Why Custom singular tests in dbt? - Purpose & Use Cases
Imagine you have a big data table and you want to check if a specific rule is true, like "Are all user emails unique?" or "Is the total sales number above zero?" Doing this by looking at raw data or writing many manual queries can be confusing and slow.
Manually writing queries for each check takes a lot of time and can easily lead to mistakes. You might forget to check some important rules or write inconsistent queries. It's hard to keep track of all these checks as your data grows.
Custom singular tests let you write one clear, reusable test that checks exactly what you want. You can run these tests automatically every time your data changes, so you catch problems early without extra work.

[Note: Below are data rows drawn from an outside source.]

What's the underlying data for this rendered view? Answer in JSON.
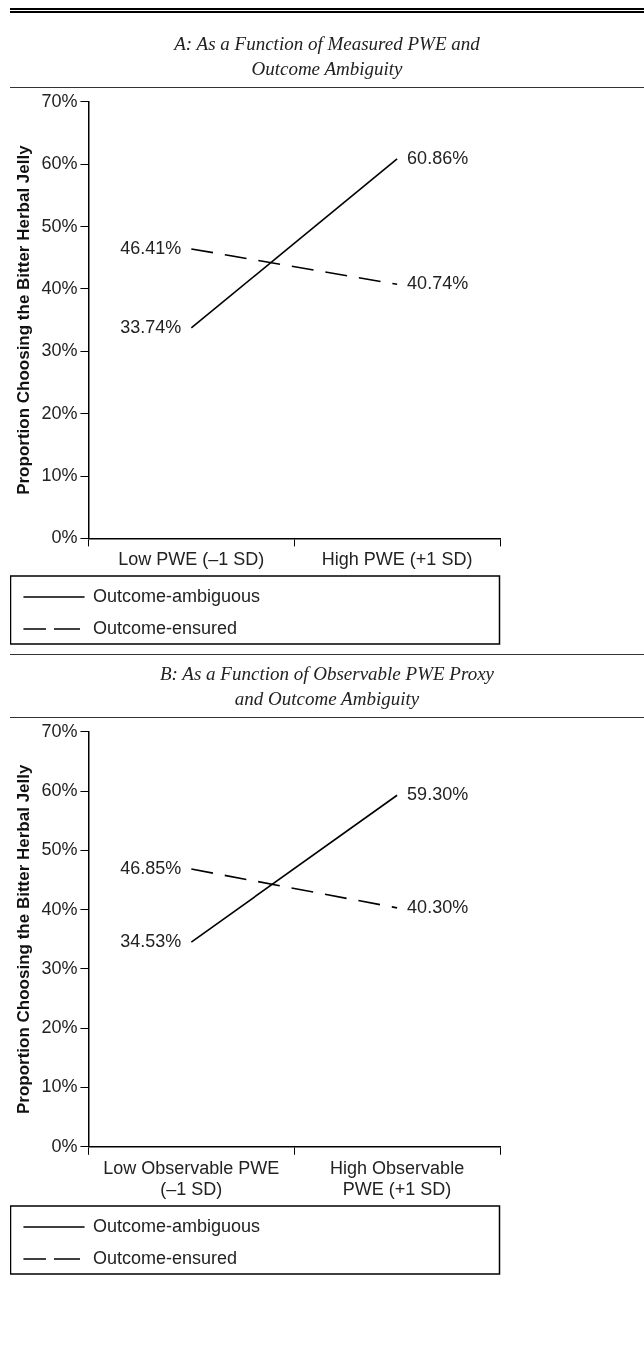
{
  "chart_data": [
    {
      "type": "line",
      "title": "A: As a Function of Measured PWE and Outcome Ambiguity",
      "ylabel": "Proportion Choosing the Bitter Herbal Jelly",
      "categories": [
        "Low PWE (–1 SD)",
        "High PWE (+1 SD)"
      ],
      "series": [
        {
          "name": "Outcome-ambiguous",
          "color": "#000000",
          "line_style": "solid",
          "values": [
            33.74,
            60.86
          ],
          "value_labels": [
            "33.74%",
            "60.86%"
          ]
        },
        {
          "name": "Outcome-ensured",
          "color": "#000000",
          "line_style": "dashed",
          "values": [
            46.41,
            40.74
          ],
          "value_labels": [
            "46.41%",
            "40.74%"
          ]
        }
      ],
      "ylim": [
        0,
        70
      ],
      "yticks": [
        {
          "value": 0,
          "label": "0%"
        },
        {
          "value": 10,
          "label": "10%"
        },
        {
          "value": 20,
          "label": "20%"
        },
        {
          "value": 30,
          "label": "30%"
        },
        {
          "value": 40,
          "label": "40%"
        },
        {
          "value": 50,
          "label": "50%"
        },
        {
          "value": 60,
          "label": "60%"
        },
        {
          "value": 70,
          "label": "70%"
        }
      ],
      "grid": false,
      "legend": "bottom",
      "marker": "none"
    },
    {
      "type": "line",
      "title": "B: As a Function of Observable PWE Proxy and Outcome Ambiguity",
      "ylabel": "Proportion Choosing the Bitter Herbal Jelly",
      "categories": [
        "Low Observable PWE (–1 SD)",
        "High Observable PWE (+1 SD)"
      ],
      "series": [
        {
          "name": "Outcome-ambiguous",
          "color": "#000000",
          "line_style": "solid",
          "values": [
            34.53,
            59.3
          ],
          "value_labels": [
            "34.53%",
            "59.30%"
          ]
        },
        {
          "name": "Outcome-ensured",
          "color": "#000000",
          "line_style": "dashed",
          "values": [
            46.85,
            40.3
          ],
          "value_labels": [
            "46.85%",
            "40.30%"
          ]
        }
      ],
      "ylim": [
        0,
        70
      ],
      "yticks": [
        {
          "value": 0,
          "label": "0%"
        },
        {
          "value": 10,
          "label": "10%"
        },
        {
          "value": 20,
          "label": "20%"
        },
        {
          "value": 30,
          "label": "30%"
        },
        {
          "value": 40,
          "label": "40%"
        },
        {
          "value": 50,
          "label": "50%"
        },
        {
          "value": 60,
          "label": "60%"
        },
        {
          "value": 70,
          "label": "70%"
        }
      ],
      "grid": false,
      "legend": "bottom",
      "marker": "none"
    }
  ]
}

SELECT COUNT(*) FROM users WHERE email IS NULL OR email IN (SELECT email FROM users GROUP BY email HAVING COUNT(*) > 1);tests: - unique_email_check
It makes data quality checks simple, consistent, and automatic, so you trust your data without spending hours on manual queries.
A company uses a custom singular test to ensure their daily sales data always has positive totals before running reports, preventing wrong business decisions.
Manual checks are slow and error-prone.
Custom singular tests automate and simplify data validation.
They help keep data trustworthy and save time.